As camisolas poveiras são uma expressão cultural tradicional ainda à espera de certificação
Não seria fácil defender em tribunal um produto não certificado que, pela sua história e importância comunitária merece uma classificação como património imaterial, defende advogada especialistas em conflitos relacionados com propriedade intelectual.
As camisolas poveiras são produzidas há mais de um século entre a comunidade piscatória da Póvoa de Varzim, mas nem esta peça de vestuário, nem o saber-fazer que lhe está associado estão certificados. A Junta de Freguesia da Póvoa de Varzim está desde o ano passado a desenvolver a certificação desta peça junto do CEARTE - Centro de Formação Profissional para o Artesanato e Para o Património, mas o processo não está ainda concluído. O museu municipal prepara a edição de um livro, que ainda não saiu por causa da pandemia, e que deverá, agora, incluir referências ao conflito com a estilista norte-americana Tory Burch, que as tentou vender sem referência à origem.

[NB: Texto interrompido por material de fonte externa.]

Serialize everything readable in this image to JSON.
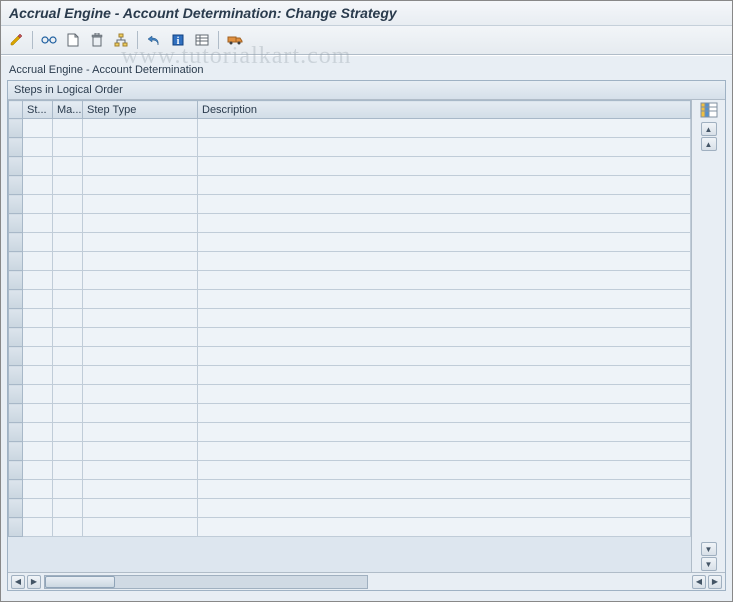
{
  "window": {
    "title": "Accrual Engine - Account Determination: Change Strategy"
  },
  "toolbar": {
    "icons": [
      {
        "name": "edit-icon",
        "glyph": "pencil"
      },
      {
        "sep": true
      },
      {
        "name": "display-icon",
        "glyph": "glasses"
      },
      {
        "name": "new-icon",
        "glyph": "page"
      },
      {
        "name": "delete-icon",
        "glyph": "trash"
      },
      {
        "name": "hierarchy-icon",
        "glyph": "tree"
      },
      {
        "sep": true
      },
      {
        "name": "undo-icon",
        "glyph": "undo"
      },
      {
        "name": "info-icon",
        "glyph": "info"
      },
      {
        "name": "list-icon",
        "glyph": "list"
      },
      {
        "sep": true
      },
      {
        "name": "transport-icon",
        "glyph": "truck"
      }
    ]
  },
  "subtitle": "Accrual Engine - Account Determination",
  "panel": {
    "title": "Steps in Logical Order",
    "columns": {
      "selector": "",
      "st": "St...",
      "ma": "Ma...",
      "step_type": "Step Type",
      "description": "Description"
    },
    "rows": [
      {},
      {},
      {},
      {},
      {},
      {},
      {},
      {},
      {},
      {},
      {},
      {},
      {},
      {},
      {},
      {},
      {},
      {},
      {},
      {},
      {},
      {}
    ]
  },
  "watermark": "www.tutorialkart.com"
}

Quando o Governo português, através do Ministério da Cultura, anunciou que iria solicitar a identificação das vias judiciais e extrajudiciais ao dispor do Estado português para defender a camisola poveira enquanto património cultural português, levantou-se imediatamente a questão da dificuldade de lutar contra a apropriação de algo que ainda não está certificado como uma produção artesanal tradicional, e cuja componente material (os desenhos, o ponto utilizado), não tendo um autor conhecido, dificilmente poderia ser defendido pelo lado da propriedade intelectual.
Na verdade, tendo coincidido com a ameaça do Estado português, a retirada da peça da sua loja online por parte de Burch poderá estar mais depressa relacionada com o impacto internacional que o caso passou a merecer na sexta-feira, depois de ter chegado ao Instagram do Diet Prada. Criado há cinco anos, o projecto dos nova-iorquinos Tony Liu e Lindsey Schuyler expõe situações de plágio na indústria da moda, para além de outros problemas graves, como a exploração de modelos ou abusos sexuais. Dali, a história já tinha, na sexta-feira, saltado para o The Independent, entre outros, mas já com a tónica no pedido de desculpas da estilista. Que apenas assumiu um erro de má atribuição da inspiração para o produto.
A indústria da moda deve respeitar estas tradições
Três dias depois de o caso ter sido dado a conhecer, ninguém duvida, em Portugal, que a peça era uma simples cópia de uma expressão cultural tradicional (ECT). O caso chamou a atenção de Vera Albino, coordenadora jurídica da Inventa International, sociedade especializada em conflitos relacionados com propriedade intelectual, que acompanha com atenção a forma como alguns membros da indústria da Alta-costura se apropriam, por vezes, destas ECT, e para quem Tory Burch falhou alguns dos quatro princípios propostos, para a indústria da moda, por uma das mais reputadas juristas nesta área, Brigitte Vézina, e seguidas pela Organização Mundial da Propriedade Intelectual.
Segundo esses princípios, os criadores devem “compreender e respeitar as culturas indígenas, ou locais”, podem “reinterpretar e transformar essas expressões de maneira respeitosa”, “reconhecendo e publicitando a titularidade dessas expressões”. Por último, devem, sempre que possível, dialogar com as comunidades de origem dessas ECT, e colaborar com elas no desenvolvimento desse produto”, explica a jurista portuguesa. Que defende a classificação destas manifestações da cultura popular como património imaterial português, passo que permitiria, por exemplo, o seu eventual reconhecimento pela UNESCO. Outas formas de certificação, como a Denominação de Origem Protegida (DOP), não impedem que o mesmo produto seja replicado noutro lado. Apenas não pode usar a denominação, acrescenta.
Portugal tem, desde 2019, uma estratégia e um programa para a valorização do saber fazer português, mas ainda está para ser criada a associação encarregada de levar por diante esta iniciativa, voltada, precisamente, para a valorização do artesanato. Quando denunciou o caso com Tory Burch ao PÚBLICO, o presidente da Junta da Póvoa de Varzim, que tem coordenado o processo de certificação das camisolas poveiras, considerou excessivo que “seja preciso pagar cerca de dez mil euros”, acrescido de um valor anual “de três mil euros”, para registar e manter a certificação deste produto tradicional. “A nossa junta até consegue pagar. Para outras entidades, é demasiado. Se isto é um património que estamos a tentar manter vivo, o processo até devia ser subsidiado”, insistia, na quarta-feira, o autarca.